The RahXephon movie came out this year, didn’t it? I suppose that I could post the Steve Conte/Maaya Sakamoto duet in “Garden of Everything” that arranges the well-known “Polovtsian Dances” from Borodin’s opera Prince Igor since their voices intertwine beautifully, but I’ve always preferred the original 😛 Oh well, for your listening pleasure since I don’t want this section to be totally devoid of music:
[spoiler show=”RahXephon – Garden of Everything”][/spoiler]
R.O.D. TV gets a lot of mixed opinions and I’m on the side that found the story to be enjoyable. It also gets a lot of flak for using the same themes from the OVA, but I don’t find this to be a major fault since Iwasaki arranges the main theme so that each variation is enjoyable on its own. But then again, I’m big on the whole “theme and variations” bit that composers do (“Rhapsody on a Theme by Paganini” comes to mind).
To borrow a joke from NegativeZero, Shingetsutan Tsukihime received not one, but two fan discs composed by Toshiyuki Omori. Surprising, isn’t it? The music uses the violins to create an overwhelming sense of despair that makes for a good listen, but there’s nothing that’s really really memorable here. Except maybe the OP song “Sacred Moon” and the way it hits on the gothic horror fairly decently. OK, there’s a really poignant violin track too, but this is getting to be a bit lengthy and I’m starting to feel lazy. (For those who don’t get the joke, there is no Tsukihime anime.)
[spoiler show=”Shingetsutan Tsukihime OP”]

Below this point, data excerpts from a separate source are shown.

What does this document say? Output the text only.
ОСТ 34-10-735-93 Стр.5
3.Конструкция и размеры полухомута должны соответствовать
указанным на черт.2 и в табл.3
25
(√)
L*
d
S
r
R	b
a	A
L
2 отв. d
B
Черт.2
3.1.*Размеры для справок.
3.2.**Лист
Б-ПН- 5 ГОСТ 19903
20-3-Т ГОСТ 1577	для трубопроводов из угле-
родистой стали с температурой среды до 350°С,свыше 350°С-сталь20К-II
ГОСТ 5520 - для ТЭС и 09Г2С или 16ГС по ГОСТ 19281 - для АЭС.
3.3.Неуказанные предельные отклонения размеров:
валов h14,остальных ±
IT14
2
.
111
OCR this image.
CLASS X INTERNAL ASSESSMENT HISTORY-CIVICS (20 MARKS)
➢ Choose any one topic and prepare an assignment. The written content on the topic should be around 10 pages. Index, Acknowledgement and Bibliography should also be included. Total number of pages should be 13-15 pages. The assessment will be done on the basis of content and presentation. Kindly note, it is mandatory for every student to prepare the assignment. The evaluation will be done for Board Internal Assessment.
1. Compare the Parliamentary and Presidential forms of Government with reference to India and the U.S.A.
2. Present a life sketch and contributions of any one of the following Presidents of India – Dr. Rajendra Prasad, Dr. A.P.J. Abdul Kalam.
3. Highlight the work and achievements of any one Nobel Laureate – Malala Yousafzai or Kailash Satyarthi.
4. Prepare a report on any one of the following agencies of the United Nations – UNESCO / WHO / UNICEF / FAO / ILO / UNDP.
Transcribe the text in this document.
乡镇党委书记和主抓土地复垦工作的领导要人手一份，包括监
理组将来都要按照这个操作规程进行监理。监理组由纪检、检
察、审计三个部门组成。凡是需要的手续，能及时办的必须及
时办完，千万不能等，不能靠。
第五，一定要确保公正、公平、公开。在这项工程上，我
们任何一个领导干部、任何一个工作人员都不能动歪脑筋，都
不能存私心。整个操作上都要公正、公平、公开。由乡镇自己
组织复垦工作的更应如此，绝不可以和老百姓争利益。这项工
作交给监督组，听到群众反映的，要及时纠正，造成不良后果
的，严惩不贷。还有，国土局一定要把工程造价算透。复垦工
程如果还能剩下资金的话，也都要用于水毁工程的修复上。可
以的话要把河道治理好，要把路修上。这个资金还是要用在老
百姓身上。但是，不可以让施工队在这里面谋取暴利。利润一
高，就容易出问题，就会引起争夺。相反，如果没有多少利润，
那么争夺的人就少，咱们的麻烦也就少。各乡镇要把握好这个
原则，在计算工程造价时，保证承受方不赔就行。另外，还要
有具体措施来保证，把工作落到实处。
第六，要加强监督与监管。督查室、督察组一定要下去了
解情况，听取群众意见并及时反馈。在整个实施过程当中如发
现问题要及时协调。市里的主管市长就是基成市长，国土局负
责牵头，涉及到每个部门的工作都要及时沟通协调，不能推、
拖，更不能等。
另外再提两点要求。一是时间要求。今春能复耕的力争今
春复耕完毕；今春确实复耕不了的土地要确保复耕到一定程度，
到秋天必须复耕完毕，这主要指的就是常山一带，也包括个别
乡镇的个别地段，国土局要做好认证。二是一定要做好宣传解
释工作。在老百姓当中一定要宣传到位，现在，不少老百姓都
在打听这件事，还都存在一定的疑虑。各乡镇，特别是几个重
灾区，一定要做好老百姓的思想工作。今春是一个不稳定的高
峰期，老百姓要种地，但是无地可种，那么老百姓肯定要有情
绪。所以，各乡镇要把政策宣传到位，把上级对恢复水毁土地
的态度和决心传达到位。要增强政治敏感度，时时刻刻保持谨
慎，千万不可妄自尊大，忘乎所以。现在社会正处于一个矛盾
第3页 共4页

Anything else that I missed other than possibly Tokyo Godfathers? I’ve been meaning to watch that, but I just haven’t found the time. And by that, I mean muscle out a block of time since it’s been hard finding the free time to actually hit my backlog, what with the stuff that’s currently out. It’ll sit on the back burner along with just about everything else.